Alors que Marine Le Pen sera jugée dans cette affaire, avec d'autres ténors du parti, à partir de fin septembre, de nouvelles révélations mettent en cause Jordan Bardella.

Le nom de Jordan Bardella ressurgit dans l'affaire des assistants fictifs du Front National. (Photo : Bertrand GUAY / AFP)

Une nébuleuse affaire mettant en cause tous les cadres du Rassemblement National (RN). À partir du 30 septembre prochain, 27 membres du parti d'extrême droite seront jugés par le tribunal correctionnel de Paris. Ils sont soupçonnés d'avoir organisé et participé à un vaste système de détournement de fonds publics au Parlement européen.

Si l'actuel président du RN, Jordan Bardella, ne figure pas parmi les accusés (contrairement à l'autre tête d'affiche du parti, Marine Le Pen), Libération publie ce lundi des révélations le reliant à cette affaire. Mais qu'est-il exactement reproché à Jordan Bardella et, plus généralement, pourquoi son parti va-t-il comparaître devant la justice dans quelques jours ?

Les faits qui seront examinés lors du procès à venir remontent à une période (entre 2004 et 2017) où le RN s'appelait encore Front National (FN). Comme le résume le Nouvel Obs, les 27 prévenus (11 anciens eurodéputés FN, 12 anciens assistants parlementaires et 4 collaborateurs du parti) sont accusés de détournement de fonds publics et/ou de complicité. Au titre de personne morale, le parti d'extrême droite est pour sa part accusé de complicité et recel de détournement de fonds publics.

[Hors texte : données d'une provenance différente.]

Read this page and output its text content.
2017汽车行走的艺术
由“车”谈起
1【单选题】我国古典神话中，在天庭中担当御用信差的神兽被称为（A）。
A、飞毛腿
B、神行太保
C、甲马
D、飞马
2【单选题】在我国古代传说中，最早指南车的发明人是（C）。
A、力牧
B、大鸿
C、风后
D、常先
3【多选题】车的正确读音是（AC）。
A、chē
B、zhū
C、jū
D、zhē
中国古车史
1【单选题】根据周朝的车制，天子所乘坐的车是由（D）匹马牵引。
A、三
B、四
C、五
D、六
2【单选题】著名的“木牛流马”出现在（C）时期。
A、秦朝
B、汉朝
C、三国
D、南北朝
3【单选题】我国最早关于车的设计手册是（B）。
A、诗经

Ces détournements de fonds concernent les enveloppes allouées par l’Union européenne (UE) à chaque député pour rémunérer des assistants parlementaires, représentant 21 000 euros par mois aux frais du contribuable européen. La justice française soupçonne le FN d'avoir utilisé cette manne financière, pendant plusieurs années, pour rémunérer des assistants parlementaires fictifs.

Ainsi, d'après l'ordonnance des juges d'instruction en charge de l'enquête, les personnes rémunérées avec ces enveloppes d'argent public n'auraient pas travaillé au Parlement européen, mais bien directement au siège du FN, au service du parti d'extrême droite. L'état-major frontiste aurait également utilisé cet argent pour éponger des dettes préexistantes ou régler des factures impayées.

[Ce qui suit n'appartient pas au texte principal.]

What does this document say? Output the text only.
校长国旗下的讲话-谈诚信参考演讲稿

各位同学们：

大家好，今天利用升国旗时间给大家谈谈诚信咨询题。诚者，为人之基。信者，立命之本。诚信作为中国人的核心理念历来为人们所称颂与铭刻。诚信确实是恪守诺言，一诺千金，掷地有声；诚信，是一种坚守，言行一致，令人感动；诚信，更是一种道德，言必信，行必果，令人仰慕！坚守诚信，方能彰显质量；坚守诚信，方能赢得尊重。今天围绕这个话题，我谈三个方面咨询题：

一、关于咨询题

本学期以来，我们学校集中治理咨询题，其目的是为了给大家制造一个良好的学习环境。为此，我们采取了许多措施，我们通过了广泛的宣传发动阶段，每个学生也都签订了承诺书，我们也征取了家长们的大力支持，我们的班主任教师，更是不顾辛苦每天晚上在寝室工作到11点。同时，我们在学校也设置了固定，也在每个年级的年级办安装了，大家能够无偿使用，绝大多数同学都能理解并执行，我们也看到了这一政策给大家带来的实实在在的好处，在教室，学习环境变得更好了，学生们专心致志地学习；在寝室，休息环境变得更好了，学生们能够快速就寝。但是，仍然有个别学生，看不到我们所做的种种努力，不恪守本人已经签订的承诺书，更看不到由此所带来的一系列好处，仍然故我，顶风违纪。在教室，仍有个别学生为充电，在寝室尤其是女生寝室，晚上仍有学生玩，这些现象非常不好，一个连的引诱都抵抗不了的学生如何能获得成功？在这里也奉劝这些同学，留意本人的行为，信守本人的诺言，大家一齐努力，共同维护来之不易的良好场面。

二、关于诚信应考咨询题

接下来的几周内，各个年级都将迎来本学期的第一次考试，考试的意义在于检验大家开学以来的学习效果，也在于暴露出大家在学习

D'après les calculs du Parlement européen, qui s'est porté partie civile, le préjudice s'élèverait à 6,8 millions d'euros sur la période 2009-2017. Il ne s'agirait donc pas d'un ou deux écarts isolés, mais bien, selon les mots des juges d'instruction, d'un véritable "système de détournement" orchestré "de manière concertée et délibérée" par la direction du FN, occupée par Jean-Marie Le Pen jusqu'en 2011, puis par Marine Le Pen.

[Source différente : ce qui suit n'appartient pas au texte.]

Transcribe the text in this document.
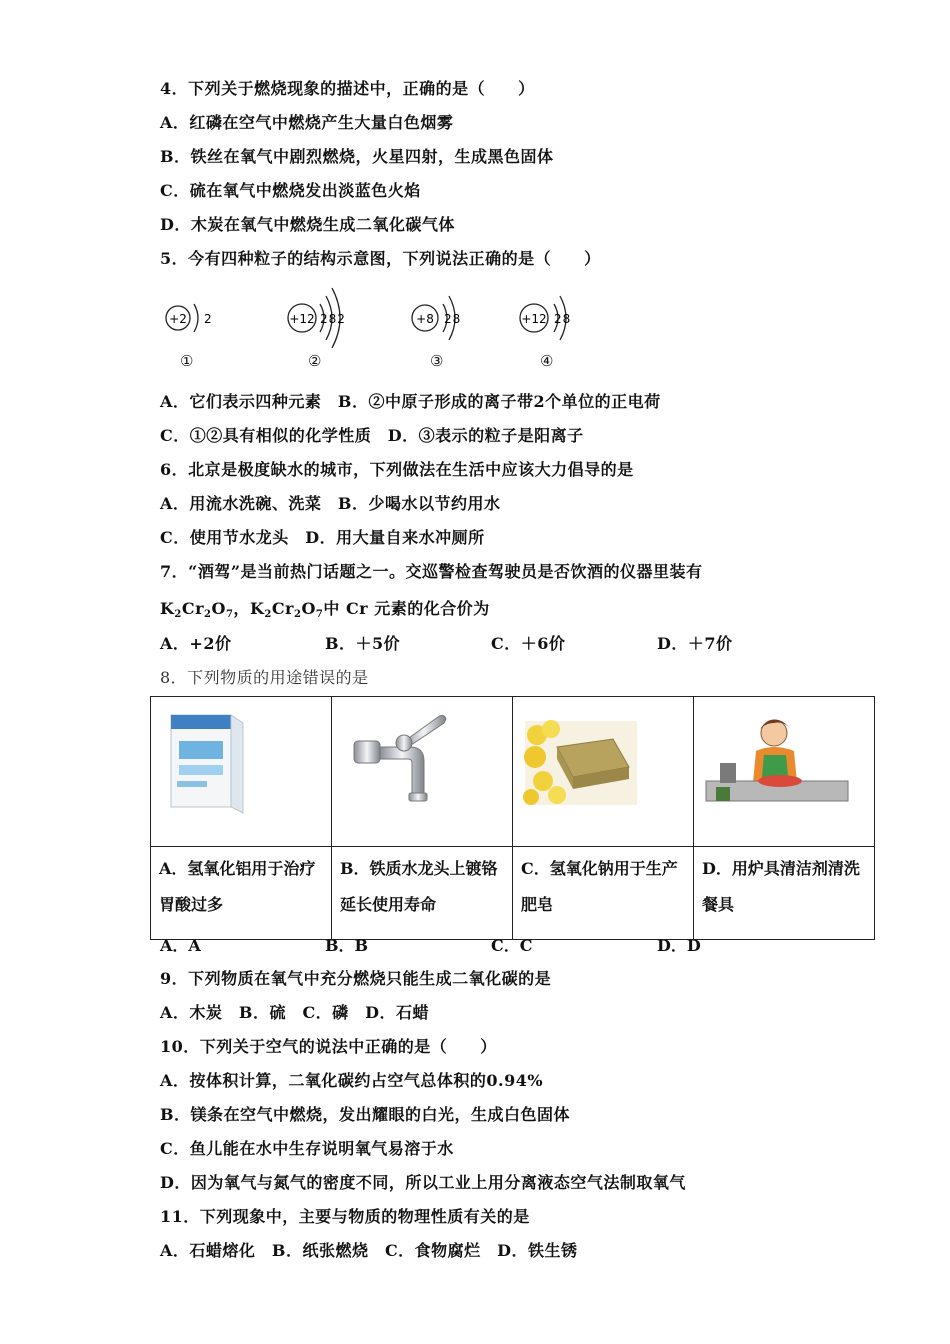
4．下列关于燃烧现象的描述中，正确的是（　　）
A．红磷在空气中燃烧产生大量白色烟雾
B．铁丝在氧气中剧烈燃烧，火星四射，生成黑色固体
C．硫在氧气中燃烧发出淡蓝色火焰
D．木炭在氧气中燃烧生成二氧化碳气体
5．今有四种粒子的结构示意图，下列说法正确的是（　　）
+2 2
①
+12 282
②
+8 28
③
+12 28
④
A．它们表示四种元素　B．②中原子形成的离子带2个单位的正电荷
C．①②具有相似的化学性质　D．③表示的粒子是阳离子
6．北京是极度缺水的城市，下列做法在生活中应该大力倡导的是
A．用流水洗碗、洗菜　B．少喝水以节约用水
C．使用节水龙头　D．用大量自来水冲厕所
7．“酒驾”是当前热门话题之一。交巡警检查驾驶员是否饮酒的仪器里装有
$K_2Cr_2O_7$，$K_2Cr_2O_7$中 Cr 元素的化合价为
A．+2价	B．＋5价	C．＋6价	D．＋7价
8．下列物质的用途错误的是

A．氢氧化铝用于治疗胃酸过多	B．铁质水龙头上镀铬延长使用寿命	C．氢氧化钠用于生产肥皂	D．用炉具清洁剂清洗餐具
A．A	B．B	C．C	D．D
9．下列物质在氧气中充分燃烧只能生成二氧化碳的是
A．木炭　B．硫　C．磷　D．石蜡
10．下列关于空气的说法中正确的是（　　）
A．按体积计算，二氧化碳约占空气总体积的0.94%
B．镁条在空气中燃烧，发出耀眼的白光，生成白色固体
C．鱼儿能在水中生存说明氧气易溶于水
D．因为氧气与氮气的密度不同，所以工业上用分离液态空气法制取氧气
11．下列现象中，主要与物质的物理性质有关的是
A．石蜡熔化　B．纸张燃烧　C．食物腐烂　D．铁生锈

Le fondateur du parti d'extrême droite et sa fille font d'ailleurs partie des accusés dans ce procès, tout comme d'autres ténors du FN : Bruno Gollnisch, Louis Aliot, Wallerand de Saint-Just, Nicolas Bay ou encore Julien Odoul. Eurodéputé depuis 2019, l'actuel président du RN Jordan Bardella ne figure, pour sa part, pas dans cette liste.

Toutefois, d'après le journaliste de Libération Tristan Berteloot, Jordan Bardella aurait lui aussi pu être inquiété par la justice pour un supposé emploi fictif d'assistant parlementaire. Comme l'indique le Nouvel Obs, ce dernier fut officiellement l'assistant de l’ancien eurodéputé Jean-François Jalkh entre février et juin 2015, dans le cadre d'un CDD à mi-temps. Pourtant, d'après une source citée par Libération, Jordan Bardella "n’a rien fait quand il était assistant" et travaillait plutôt pour la direction du FN à l'époque.

Dans un livre à paraître le 13 septembre intitulé La Machine à gagner - Révélations sur le RN en marche vers l'Elysée, Tristan Berteloot revient notamment sur cet épisode et affirme qu'en 2017, au moment où la justice française a commencé à enquêter sur des soupçons de détournement de fonds, "le nom de Jordan Bardella figur(ait) bien au dossier des enquêteurs". Le parti d'extrême droite aurait alors organisé une "contre-attaque" pour faire en sorte que l'étoile montante du parti ne soit pas inquiétée dans cette affaire.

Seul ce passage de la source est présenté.